Après le soleil, qui renouvelle toutes choses par ses rayons, et l'air, qui par ses vents et le mélange incessant des gaz est comme le souffle de la planète, l'eau du ruisseau est le principal agent de rénovation. Dans l'amour infini de changement qui nous possède, c'est avec ravissement que nous écoutons le récit des métamorphoses, surtout ceux d'entre nous qui sont encore enfants et que la connaissance des inflexibles lois ne trouble pas dans leur crédulité naïve. En lisant les Mille et une nuits, notre esprit se complaît à voir les génies se changer en vapeurs, ou les monstres naître d'une traînée de sang; nous aimons à suivre les objets de la nature dans toutes les formes qu'ils affectent successivement, de même que dans l'air échauffé du désert nous discernons tantôt des palais à colonnades ou des armées en marche.

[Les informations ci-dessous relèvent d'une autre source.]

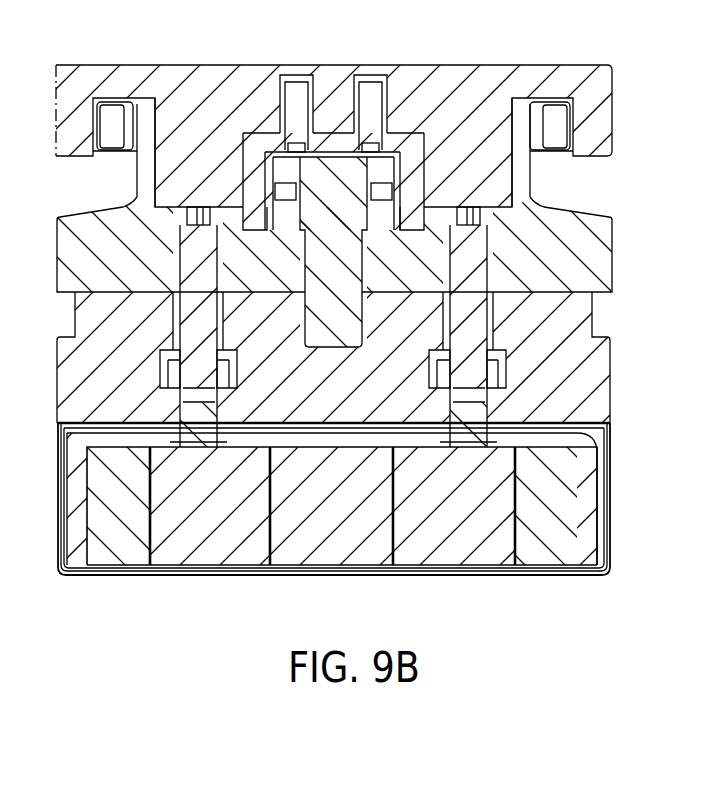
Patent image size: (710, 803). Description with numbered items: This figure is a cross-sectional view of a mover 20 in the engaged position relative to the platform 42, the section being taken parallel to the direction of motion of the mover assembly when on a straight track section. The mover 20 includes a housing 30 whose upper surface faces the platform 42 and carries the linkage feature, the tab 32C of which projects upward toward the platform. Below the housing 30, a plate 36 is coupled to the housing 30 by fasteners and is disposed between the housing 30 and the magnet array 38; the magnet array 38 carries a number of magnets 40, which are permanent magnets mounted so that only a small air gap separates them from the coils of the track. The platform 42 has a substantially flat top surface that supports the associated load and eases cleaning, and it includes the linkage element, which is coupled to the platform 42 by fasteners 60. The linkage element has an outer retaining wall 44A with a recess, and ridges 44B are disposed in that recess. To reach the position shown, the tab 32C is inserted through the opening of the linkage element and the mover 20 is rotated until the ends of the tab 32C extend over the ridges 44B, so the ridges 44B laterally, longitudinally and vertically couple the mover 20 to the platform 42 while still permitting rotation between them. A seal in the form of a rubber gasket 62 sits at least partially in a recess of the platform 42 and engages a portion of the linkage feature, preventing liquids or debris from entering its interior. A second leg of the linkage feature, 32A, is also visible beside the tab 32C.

The mover 20 is at (635, 572).
The housing 30 is at (57, 266).
The first clip leg 32A is at (137, 163).
The tab 32C is at (363, 168).
The plate 36 is at (57, 380).
The magnet array 38 is at (60, 473).
The magnets 40 is at (323, 533).
The platform 42 is at (140, 65).
The outer retaining wall 44A is at (272, 133).
The ridges 44B is at (387, 187).
The fasteners 60 is at (300, 103).
The rubber gasket 62 is at (127, 117).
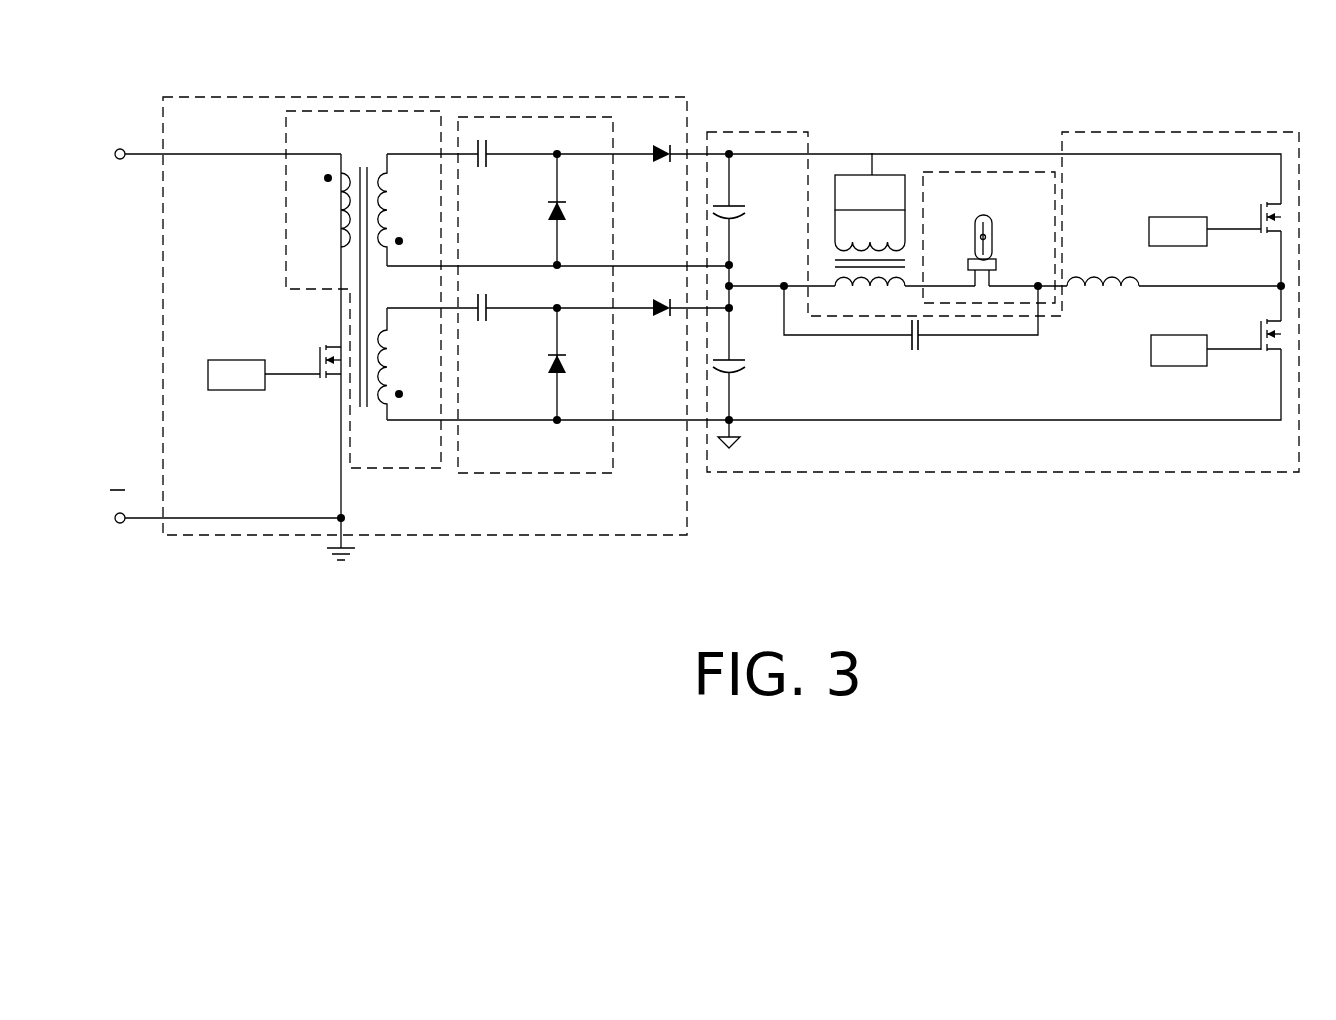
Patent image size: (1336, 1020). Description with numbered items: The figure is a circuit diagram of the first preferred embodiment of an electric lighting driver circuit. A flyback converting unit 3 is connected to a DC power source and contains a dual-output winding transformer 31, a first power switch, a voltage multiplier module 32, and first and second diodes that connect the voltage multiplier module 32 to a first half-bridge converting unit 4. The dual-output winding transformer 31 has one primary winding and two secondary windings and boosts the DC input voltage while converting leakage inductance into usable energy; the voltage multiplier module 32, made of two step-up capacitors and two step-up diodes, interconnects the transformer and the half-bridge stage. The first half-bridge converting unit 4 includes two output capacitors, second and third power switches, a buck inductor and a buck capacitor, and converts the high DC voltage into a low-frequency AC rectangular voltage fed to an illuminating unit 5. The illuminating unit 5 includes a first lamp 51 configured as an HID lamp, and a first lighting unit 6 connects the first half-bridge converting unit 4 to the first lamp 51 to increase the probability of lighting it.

Dans les fables de l'antiquité grecque, dans les mythes persans, dans les vieux chants indous, ce qui nous séduit aussi, ce sont les transformations de la pierre et de l'herbe, de l'animal, de l'homme et du dieu, symboles primitifs de l'enchaînement sans fin de la vie dans l'immense univers. De même, toute vieille tapisserie s'anime aux yeux de l'enfant et se peuple pour lui d'êtres vivants. Avec quelle foi simple ne regarde-t-il pas sur quelque toile éraillée l'image de Syrinx étendant les bras et déjà changée à demi en une touffe de roseaux, Procris prenant racine pour devenir peuplier, ou la nymphe Byblis se fondant en pleurs pour couler désormais sous forme de fontaine. Eh bien! des changements pareils à ceux qu'inventèrent l'imagination enfantine des peuples et les fictions des poëtes ne cessent de s'accomplir dans le grand laboratoire de la nature; seulement, c'est par un lent travail intérieur, par transitions graduelles et non par de soudains miracles que s'opèrent ces innombrables transmissions de vie entre tout ce qui meurt et tout ce qui renaît. La gouttelette d'eau se change en cellule de plante, elle se change en graine, puis en pain, et dans le corps de l'homme en parcelle de vie.